I love having every afternoon with my son. It is priceless, no question. Sometimes, however, I feel really frustrated with everything else being so tightly packed. Getting interrupted in the middle of a late-night yoga dvd is one thing (still frustrating, but not the end of the world), but getting repeatedly interrupted in the middle of late-night work, or feeling like my brain is mush while actually at work during the day, is nerve-wracking; I am working to provide for my baby. This is serious business! Luckily, it all really is flexible, and I always find the time to do whatever I need to do, somewhere. It’s better to go with the flow than to try to adhere to a rigid schedule, if Kaspar’s not having it. I’ve also reminded myself recently that, whether it’s taking one class instead of the whole course load for massage, or completing one really good pitch over a two-week period instead of two days, things are going at a different pace right now, and that’s okay. My most important job is being a mom. I’m glad I have created a set-up in which I get to do that, every day, in a really hands-on way while my baby is still a baby. I have a feeling that it’s been a constructive thing for Kaspar to be with one or both of us, 24/7, for as long as we keep this system in place. (Check out our awesome and adorable video!).

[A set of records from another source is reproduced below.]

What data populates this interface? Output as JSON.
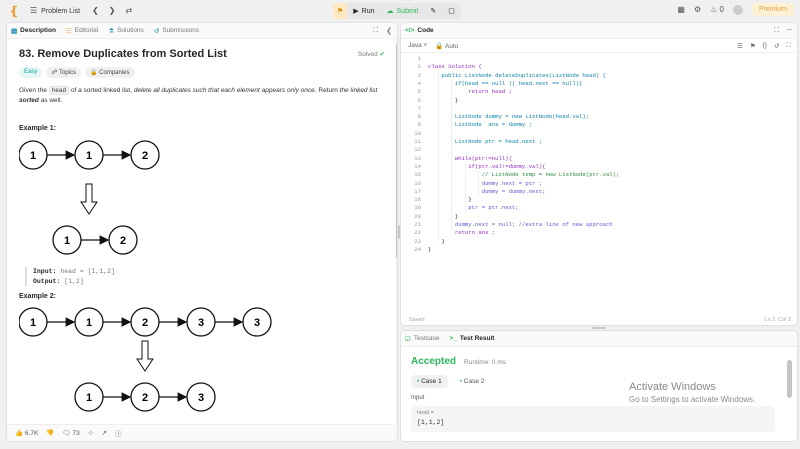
{
  "topbar": {
    "problem_list_label": "Problem List",
    "run_label": "Run",
    "submit_label": "Submit",
    "streak_count": "0",
    "premium_label": "Premium"
  },
  "left_tabs": [
    {
      "label": "Description",
      "icon": "description-icon"
    },
    {
      "label": "Editorial",
      "icon": "editorial-icon"
    },
    {
      "label": "Solutions",
      "icon": "flask-icon"
    },
    {
      "label": "Submissions",
      "icon": "history-icon"
    }
  ],
  "problem": {
    "title": "83. Remove Duplicates from Sorted List",
    "status": "Solved",
    "difficulty": "Easy",
    "topics_label": "Topics",
    "companies_label": "Companies",
    "desc_p1": "Given the",
    "desc_code": "head",
    "desc_p2": "of a sorted linked list,",
    "desc_p2_em": "delete all duplicates such that each element appears only once",
    "desc_p3": ". Return",
    "desc_p3_em": "the linked list",
    "desc_p4_strong": "sorted",
    "desc_p5": "as well."
  },
  "examples": [
    {
      "title": "Example 1:",
      "input_label": "Input:",
      "input_value": "head = [1,1,2]",
      "output_label": "Output:",
      "output_value": "[1,2]",
      "before_nodes": [
        "1",
        "1",
        "2"
      ],
      "after_nodes": [
        "1",
        "2"
      ]
    },
    {
      "title": "Example 2:",
      "before_nodes": [
        "1",
        "1",
        "2",
        "3",
        "3"
      ],
      "after_nodes": [
        "1",
        "2",
        "3"
      ]
    }
  ],
  "footer": {
    "likes": "6.7K",
    "comments": "73"
  },
  "code_panel": {
    "tab_label": "Code",
    "language": "Java",
    "mode": "Auto",
    "status_left": "Saved",
    "status_right": "Ln 2, Col 2",
    "lines": [
      "",
      "class Solution {",
      "    public ListNode deleteDuplicates(ListNode head) {",
      "        if(head == null || head.next == null){",
      "            return head ;",
      "        }",
      "",
      "        ListNode dummy = new ListNode(head.val);",
      "        ListNode  ans = dummy ;",
      "",
      "        ListNode ptr = head.next ;",
      "",
      "        while(ptr!=null){",
      "            if(ptr.val!=dummy.val){",
      "                // ListNode temp = new ListNode(ptr.val);",
      "                dummy.next = ptr ;",
      "                dummy = dummy.next;",
      "            }",
      "            ptr = ptr.next;",
      "        }",
      "        dummy.next = null; //extra line of new approach",
      "        return ans ;",
      "    }",
      "}"
    ]
  },
  "result_panel": {
    "testcase_tab": "Testcase",
    "result_tab": "Test Result",
    "verdict": "Accepted",
    "runtime": "Runtime: 0 ms",
    "case1": "Case 1",
    "case2": "Case 2",
    "input_label": "Input",
    "param_label": "head =",
    "param_value": "[1,1,2]"
  },
  "watermark": {
    "line1": "Activate Windows",
    "line2": "Go to Settings to activate Windows."
  },
  "colors": {
    "accepted": "#2db55d",
    "easy": "#00aaaa",
    "premium": "#e8a13a"
  }
}
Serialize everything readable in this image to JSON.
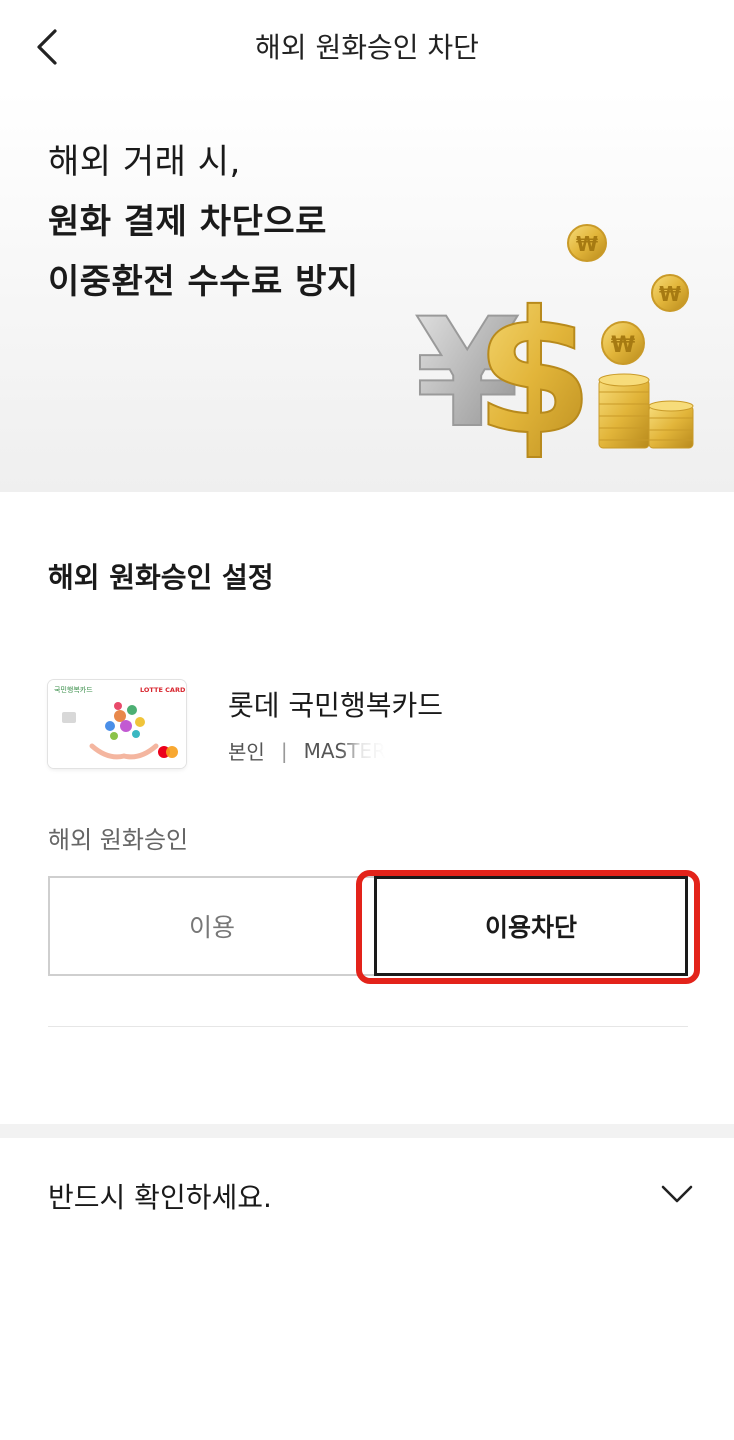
{
  "header": {
    "title": "해외 원화승인 차단",
    "back_icon": "chevron-left-icon"
  },
  "hero": {
    "line1": "해외 거래 시,",
    "line2": "원화 결제 차단으로",
    "line3": "이중환전 수수료 방지",
    "coin_symbol": "₩"
  },
  "settings": {
    "title": "해외 원화승인 설정",
    "card": {
      "name": "롯데 국민행복카드",
      "owner": "본인",
      "separator": "|",
      "number_masked": "MASTER",
      "brand_text": "LOTTE CARD",
      "card_label": "국민행복카드"
    },
    "field_label": "해외 원화승인",
    "options": [
      {
        "label": "이용",
        "selected": false
      },
      {
        "label": "이용차단",
        "selected": true
      }
    ],
    "highlight_color": "#e3231a"
  },
  "notice": {
    "label": "반드시 확인하세요.",
    "chevron_icon": "chevron-down-icon"
  },
  "colors": {
    "accent_gold": "#e2b53a",
    "silver": "#b8b8b8",
    "text": "#1a1a1a"
  }
}
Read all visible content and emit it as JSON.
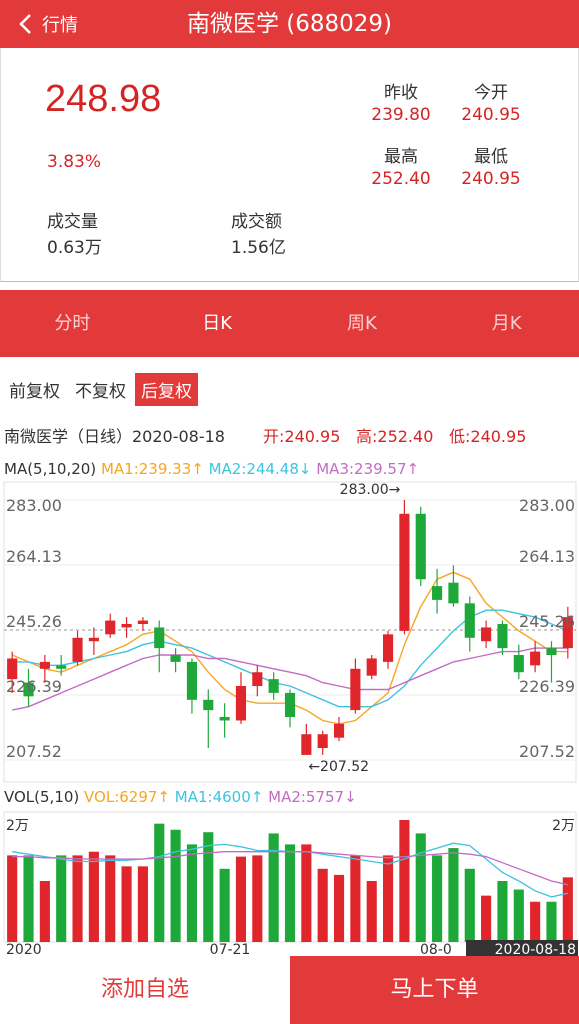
{
  "header": {
    "back_label": "行情",
    "title": "南微医学 (688029)"
  },
  "quote": {
    "price": "248.98",
    "change_pct": "3.83%",
    "prev_close_label": "昨收",
    "prev_close": "239.80",
    "open_label": "今开",
    "open": "240.95",
    "high_label": "最高",
    "high": "252.40",
    "low_label": "最低",
    "low": "240.95",
    "volume_label": "成交量",
    "volume": "0.63万",
    "amount_label": "成交额",
    "amount": "1.56亿"
  },
  "tabs": [
    "分时",
    "日K",
    "周K",
    "月K"
  ],
  "adjust": [
    "前复权",
    "不复权",
    "后复权"
  ],
  "info": {
    "name_line": "南微医学（日线）2020-08-18",
    "open": "开:240.95",
    "high": "高:252.40",
    "low": "低:240.95"
  },
  "ma_legend": {
    "label": "MA(5,10,20)",
    "ma1": "MA1:239.33↑",
    "ma2": "MA2:244.48↓",
    "ma3": "MA3:239.57↑"
  },
  "vol_legend": {
    "label": "VOL(5,10)",
    "vol": "VOL:6297↑",
    "ma1": "MA1:4600↑",
    "ma2": "MA2:5757↓"
  },
  "colors": {
    "up": "#e0262b",
    "down": "#1fa83a",
    "ma1": "#f5a623",
    "ma2": "#3ec3e0",
    "ma3": "#c46bc4",
    "accent": "#e23a3a"
  },
  "chart_data": {
    "type": "candlestick",
    "y_ticks": [
      "283.00",
      "264.13",
      "245.26",
      "226.39",
      "207.52"
    ],
    "ylim": [
      207.52,
      283.0
    ],
    "max_label": "283.00→",
    "min_label": "←207.52",
    "vol_top_left": "2万",
    "vol_top_right": "2万",
    "x_labels": [
      "2020",
      "07-21",
      "08-0",
      "2020-08-18"
    ],
    "candles": [
      [
        231,
        237,
        227,
        239
      ],
      [
        230,
        226,
        223,
        234
      ],
      [
        234,
        236,
        230,
        238
      ],
      [
        235,
        234,
        232,
        238
      ],
      [
        236,
        243,
        235,
        245
      ],
      [
        242,
        243,
        238,
        246
      ],
      [
        244,
        248,
        243,
        250
      ],
      [
        246,
        247,
        243,
        249
      ],
      [
        247,
        248,
        245,
        249
      ],
      [
        246,
        240,
        233,
        248
      ],
      [
        238,
        236,
        233,
        240
      ],
      [
        236,
        225,
        221,
        237
      ],
      [
        225,
        222,
        211,
        228
      ],
      [
        220,
        219,
        214,
        224
      ],
      [
        219,
        229,
        218,
        233
      ],
      [
        229,
        233,
        226,
        235
      ],
      [
        231,
        227,
        225,
        233
      ],
      [
        227,
        220,
        217,
        228
      ],
      [
        209,
        215,
        209,
        218
      ],
      [
        211,
        215,
        209,
        216
      ],
      [
        214,
        218,
        213,
        220
      ],
      [
        222,
        234,
        221,
        237
      ],
      [
        232,
        237,
        231,
        238
      ],
      [
        236,
        244,
        234,
        245
      ],
      [
        245,
        279,
        244,
        283
      ],
      [
        279,
        260,
        258,
        281
      ],
      [
        258,
        254,
        250,
        263
      ],
      [
        259,
        253,
        252,
        264
      ],
      [
        253,
        243,
        239,
        255
      ],
      [
        242,
        246,
        240,
        248
      ],
      [
        247,
        240,
        238,
        248
      ],
      [
        238,
        233,
        231,
        241
      ],
      [
        235,
        239,
        233,
        242
      ],
      [
        240,
        238,
        230,
        242
      ],
      [
        240,
        249,
        237,
        252
      ]
    ],
    "ma1": [
      238,
      236,
      234,
      233,
      235,
      237,
      239,
      241,
      244,
      245,
      242,
      239,
      233,
      228,
      225,
      224,
      224,
      224,
      222,
      219,
      218,
      219,
      223,
      227,
      241,
      252,
      260,
      262,
      260,
      253,
      249,
      245,
      242,
      239,
      239
    ],
    "ma2": [
      236,
      236,
      235,
      235,
      236,
      237,
      238,
      239,
      241,
      242,
      241,
      240,
      238,
      236,
      234,
      232,
      230,
      229,
      227,
      225,
      223,
      223,
      223,
      225,
      229,
      235,
      240,
      245,
      249,
      251,
      251,
      250,
      249,
      247,
      245
    ],
    "ma3": [
      222,
      223,
      225,
      227,
      229,
      231,
      233,
      235,
      237,
      238,
      238,
      238,
      237,
      237,
      236,
      235,
      234,
      233,
      232,
      230,
      229,
      228,
      228,
      228,
      230,
      232,
      234,
      236,
      237,
      238,
      239,
      239,
      240,
      240,
      240
    ],
    "volume": [
      0.71,
      0.71,
      0.5,
      0.71,
      0.71,
      0.74,
      0.71,
      0.62,
      0.62,
      0.97,
      0.92,
      0.8,
      0.9,
      0.6,
      0.7,
      0.71,
      0.89,
      0.8,
      0.8,
      0.6,
      0.55,
      0.71,
      0.5,
      0.71,
      1.0,
      0.89,
      0.71,
      0.77,
      0.6,
      0.38,
      0.5,
      0.43,
      0.33,
      0.33,
      0.53
    ],
    "vol_ma1": [
      0.74,
      0.72,
      0.7,
      0.68,
      0.66,
      0.66,
      0.67,
      0.67,
      0.68,
      0.7,
      0.74,
      0.76,
      0.79,
      0.8,
      0.78,
      0.75,
      0.75,
      0.74,
      0.74,
      0.72,
      0.7,
      0.68,
      0.66,
      0.64,
      0.68,
      0.73,
      0.77,
      0.81,
      0.79,
      0.68,
      0.57,
      0.5,
      0.42,
      0.37,
      0.4
    ],
    "vol_ma2": [
      0.7,
      0.7,
      0.69,
      0.69,
      0.68,
      0.68,
      0.68,
      0.68,
      0.68,
      0.69,
      0.7,
      0.72,
      0.73,
      0.74,
      0.74,
      0.74,
      0.74,
      0.74,
      0.74,
      0.73,
      0.72,
      0.71,
      0.7,
      0.69,
      0.7,
      0.71,
      0.72,
      0.73,
      0.72,
      0.7,
      0.65,
      0.6,
      0.55,
      0.5,
      0.47
    ]
  },
  "bottom": {
    "add_label": "添加自选",
    "order_label": "马上下单"
  }
}
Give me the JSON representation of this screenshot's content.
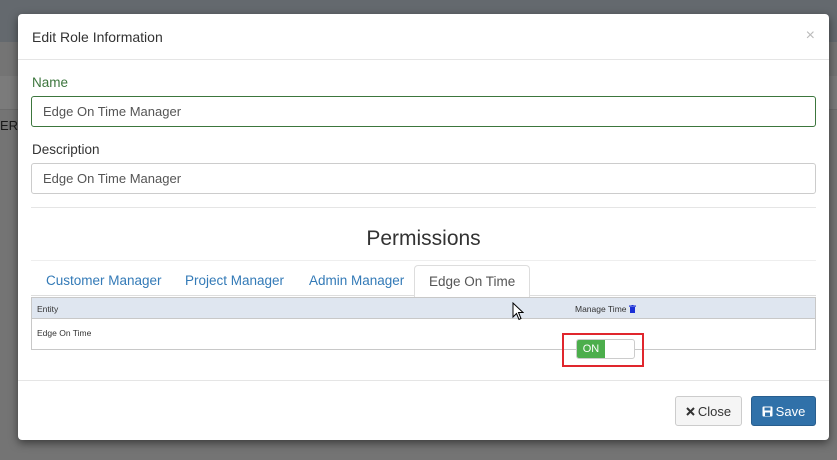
{
  "background": {
    "partial_text": "ER"
  },
  "modal": {
    "title": "Edit Role Information",
    "close_glyph": "×"
  },
  "form": {
    "name": {
      "label": "Name",
      "value": "Edge On Time Manager"
    },
    "description": {
      "label": "Description",
      "value": "Edge On Time Manager"
    }
  },
  "permissions": {
    "title": "Permissions",
    "tabs": [
      {
        "label": "Customer Manager",
        "active": false
      },
      {
        "label": "Project Manager",
        "active": false
      },
      {
        "label": "Admin Manager",
        "active": false
      },
      {
        "label": "Edge On Time",
        "active": true
      }
    ],
    "grid": {
      "columns": [
        "Entity",
        "Manage Time"
      ],
      "rows": [
        {
          "entity": "Edge On Time",
          "manage_time": "ON"
        }
      ]
    }
  },
  "footer": {
    "close_label": "Close",
    "save_label": "Save"
  },
  "colors": {
    "primary": "#3071a9",
    "success": "#4cae4c",
    "highlight": "#e0262d",
    "valid": "#3c763d"
  }
}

That being said, Aaron and I are both eagerly looking forward to working some childcare into the mix again as soon as it makes sense to do so. My mom’s coming to visit for a few days at the end of the month, which will allow us a date night or two. We’re almost drooling in anticipation (wining and dining, late-night live music, adults absorbed in conversation? Bring it.)
Have you gone for a period without childcare while both parents also worked? Are you a full-time parent who also has childcare help? How do you deal with the new ‘pace’ imposed on the rest of your life by your life as a parent? Do you wish you had more or less childcare than you do, or do you love your situation exactly as it is? What’s your system, and how’s it going?